Thursday, September 03, 2015

Trump says he's "really rich." But is he really bright?

Before the citizens of this country put Donald Trump in charge, we should take a closer look at how he handled his own finances. He didn't have a hardscrabble beginning, unless you call getting $40 million from his father in 1974 hardscrabble.

True, he is allegedly worth billions today -- although sources differ as to how much he actually has. (Don't expect to see The Donald's tax returns.) But as Vox points out (in a piece derived from this National Journal article) Trump would be probably be worth roughly the same amount of money "if he had taken $40 million from his dad and thrown it into an index fund."

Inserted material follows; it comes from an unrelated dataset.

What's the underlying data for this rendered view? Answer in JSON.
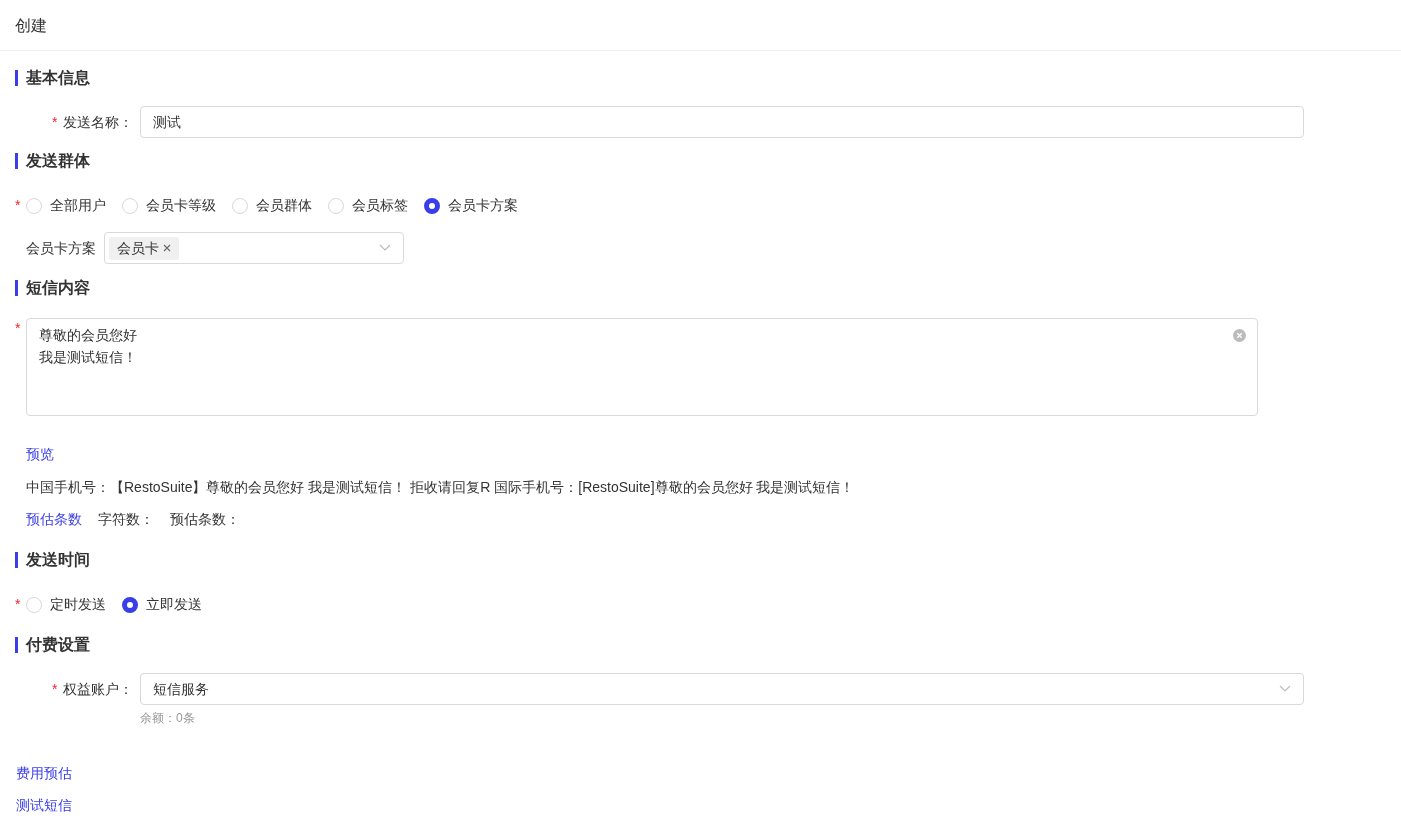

In other words, his fortune has nothing to do with investment savvy.
But if you compare Trump's performance since 1982, when the stock market started to take off after the early-'80s recession, it looks pretty abysmal. Forbes estimated that Trump was worth $200 million that year. If he'd put that money in an index fund that year at a 0.15 percent fee, he'd have $6.3 billion today after dividend taxes, almost certainly more than he actually does. This jibes with analyzes prior to Dáte's which have found that Trump has underperformed compared with the market since 1988; an AP analysis found that if he'd put his money in an index fund that year, he'd have $13 billion today; the S&P calculator similarly suggested he'd have $11.3 billion, after fees and dividend taxes.
The point is that after decades of touting his business acumen, his ability to negotiate tough deals and spot good investments, and after spending this entire campaign season arguing that he's qualified for the presidency based on his skills in the market, Trump nonetheless has an investment record that at best roughly matches and at worst underperforms the market.
Side note: Inspired by Bill Maher, I had planned to make a joke about Trump's father, Fred Trump. The joke was going to involve the claim that the elder Trump made his initial grubstake by appearing on the Today show under the name J. Fred Muggs.

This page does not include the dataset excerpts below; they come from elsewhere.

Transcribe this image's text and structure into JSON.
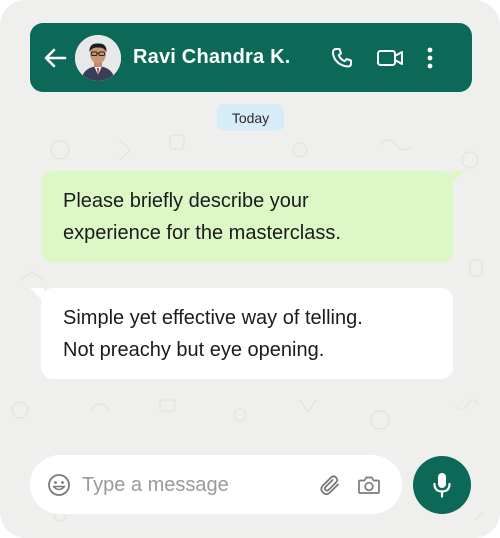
{
  "header": {
    "contact_name": "Ravi Chandra K.",
    "icons": [
      "back-arrow-icon",
      "avatar",
      "phone-icon",
      "video-camera-icon",
      "more-vertical-icon"
    ]
  },
  "chat": {
    "date_label": "Today",
    "messages": [
      {
        "direction": "outgoing",
        "lines": [
          "Please briefly describe your",
          "experience for the masterclass."
        ]
      },
      {
        "direction": "incoming",
        "lines": [
          "Simple yet effective way of telling.",
          "Not preachy but eye opening."
        ]
      }
    ]
  },
  "composer": {
    "placeholder": "Type a message",
    "value": "",
    "icons": [
      "emoji-icon",
      "paperclip-icon",
      "camera-icon",
      "microphone-icon"
    ]
  },
  "colors": {
    "brand": "#0c6957",
    "outgoing_bubble": "#dcf8c6",
    "incoming_bubble": "#ffffff",
    "date_chip": "#d7ecf9",
    "background": "#efefed"
  }
}
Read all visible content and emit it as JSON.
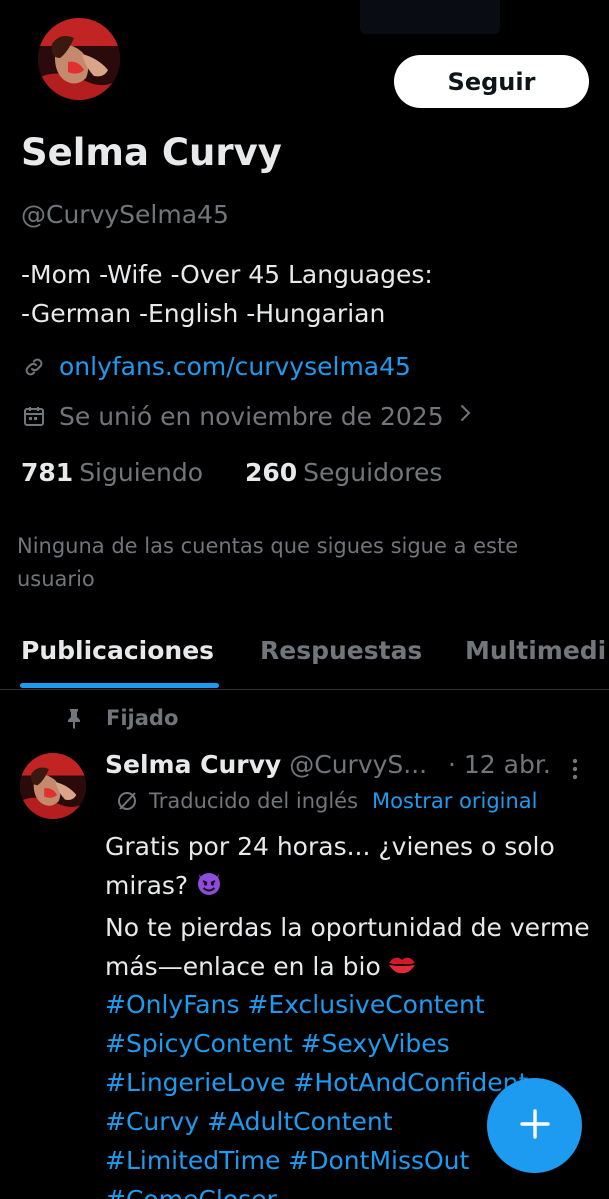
{
  "profile": {
    "name": "Selma Curvy",
    "handle": "@CurvySelma45",
    "bio": "-Mom -Wife -Over 45  Languages:\n-German -English -Hungarian",
    "link": "onlyfans.com/curvyselma45",
    "joined": "Se unió en noviembre de 2025",
    "following_count": "781",
    "following_label": "Siguiendo",
    "followers_count": "260",
    "followers_label": "Seguidores",
    "followers_note": "Ninguna de las cuentas que sigues sigue a este usuario"
  },
  "follow_button": {
    "label": "Seguir"
  },
  "tabs": [
    {
      "label": "Publicaciones",
      "active": true
    },
    {
      "label": "Respuestas",
      "active": false
    },
    {
      "label": "Multimedi",
      "active": false
    }
  ],
  "pinned_post": {
    "pinned_label": "Fijado",
    "author_name": "Selma Curvy",
    "author_handle": "@CurvyS...",
    "time": "· 12 abr.",
    "translated_label": "Traducido del inglés",
    "show_original_label": "Mostrar original",
    "text_line1": "Gratis por 24 horas... ¿vienes o solo miras?",
    "text_line2": "No te pierdas la oportunidad de verme más—enlace en la bio",
    "hashtag_lines": [
      "#OnlyFans #ExclusiveContent",
      "#SpicyContent #SexyVibes",
      "#LingerieLove #HotAndConfident",
      "#Curvy #AdultContent",
      "#LimitedTime #DontMissOut",
      "#ComeCloser"
    ]
  },
  "icons": {
    "link": "link-icon",
    "calendar": "calendar-icon",
    "chevron": "chevron-right-icon",
    "pin": "pin-icon",
    "translate": "translate-icon",
    "more": "more-vertical-icon",
    "compose": "plus-icon"
  },
  "colors": {
    "background": "#000000",
    "accent": "#1d9bf0",
    "text_primary": "#e7e9ea",
    "text_secondary": "#71767b"
  }
}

A quick visit to Google uncovered a surprising fact: J. Fred Muggs is still alive. He made his first appearance on the Today show in 1953.

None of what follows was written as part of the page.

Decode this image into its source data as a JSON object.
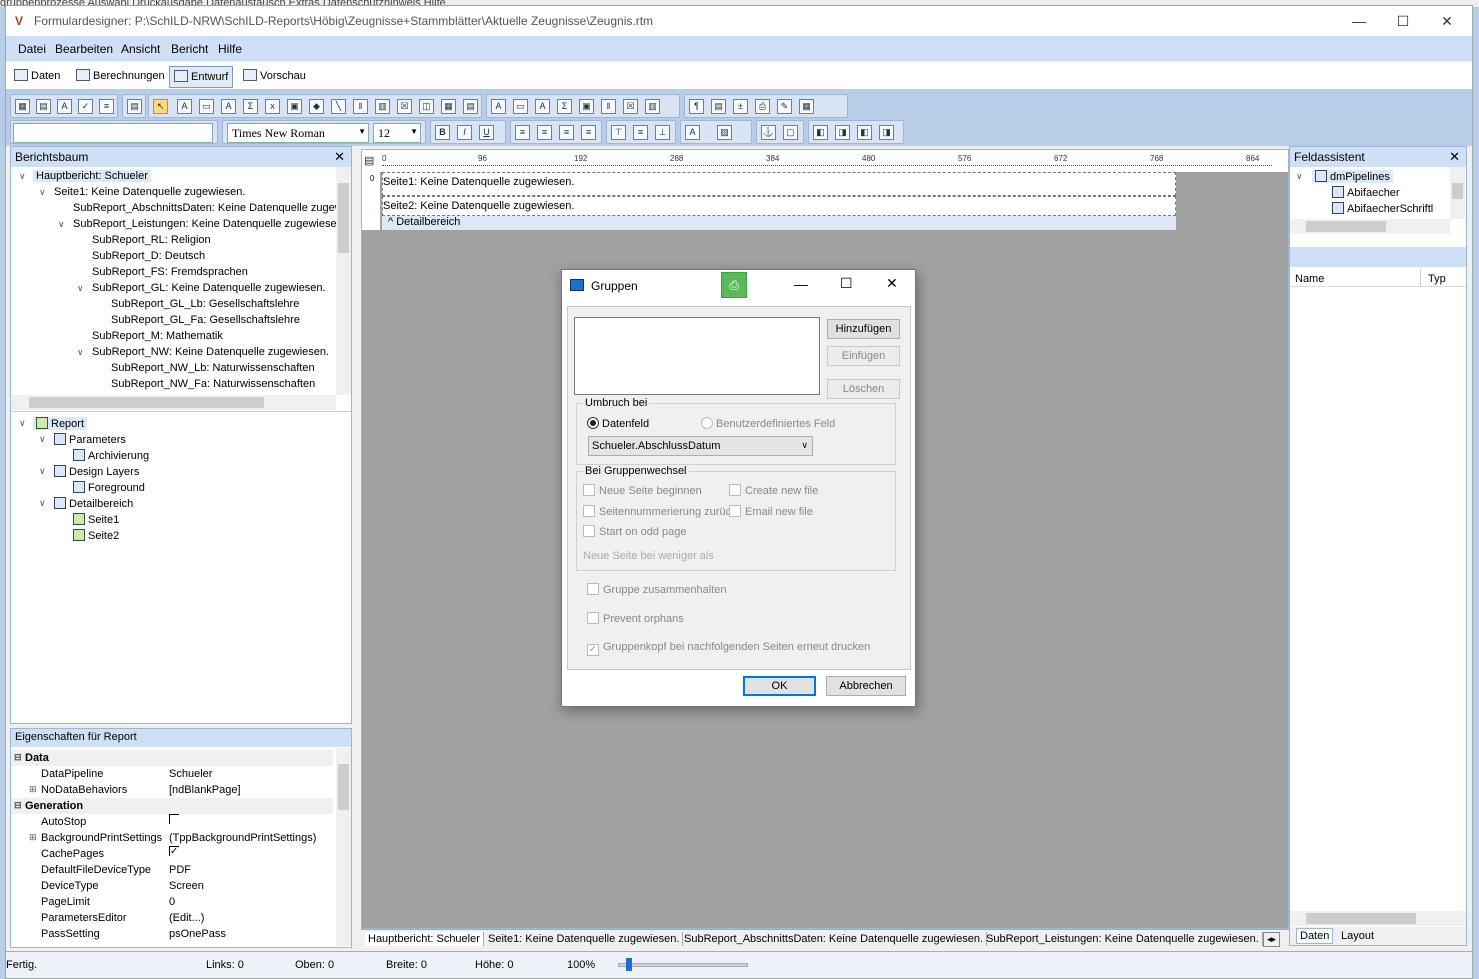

The average lifespan of chimp in captivity is 60 years, so the former Today Show mascot has already sailed past that number. The average lifespan of a chimp in the wild is 30 to 40 years. The average orangutan in captivity lives 50 years. Fred Trump died in 1999 at the age of 93. Either Bill Maher is wrong or Fred beat the odds.

Incidentally, Fred Trump's middle name was Christ. And the family name was originally Drumpf.
Many years ago at the end of an Apprentice season the prize given to the non-celebrity apprentice winner was overseeing luxurious condos that were going to be built either in Florida, California, or Mexico. People watching the show called in to make down payments on these condos for anywhere from 100,000 to 250,000 dollars.
The condos were never made and the investors LOST all their money. These were middle class people with 401'Ks who figured buying a condo on the front end on the cheap would be a terrific investment because they would get to own it outright, live in it, and the value would grow. Instead the investors lost all their money. The weirdest part was NOTHING GOT BUILT. It's not like the condos got built halfway, or only half of the condos were made, NOTHING was made but the artist drawings and probably very little else. How did Trump get away with that? If he is going to brag about what a great businessman he is, he has to address CondoGate and explain why a mulit-billionaire did not give even a partial refund to his blue collar investors.
Trump might also explain his Trump University scam or his dealing with less than savory, Tony Soprano types in his casino holdings/buildings. The idea of Trump having an 'ashes to riches' story to win American hearts is a sad joke. He made his money the old-fashion way--he inherited a small fortune, which [according to a number of financial analysts] would have landed him in the same money pot had he merely invested Daddy's money in the stock market over the last 30+ years. Instead, he slapped up ugly buildings with his name scrawled all over them, the behavior of a willful child. Have you seen the Trump bldg on the outskirts of Las Vegas? What an eyesore!

Is Trump really bright? There's all sorts of definitions to that question. He is very clever and market savvy, running circles [at the moment] around his political competition and the yelping press that cannot get enough of the Trumpster and his latest bizarre, contradictory proclamations.

As for his supporters? I have no reasonable explanation beyond nihilism is in vogue right now.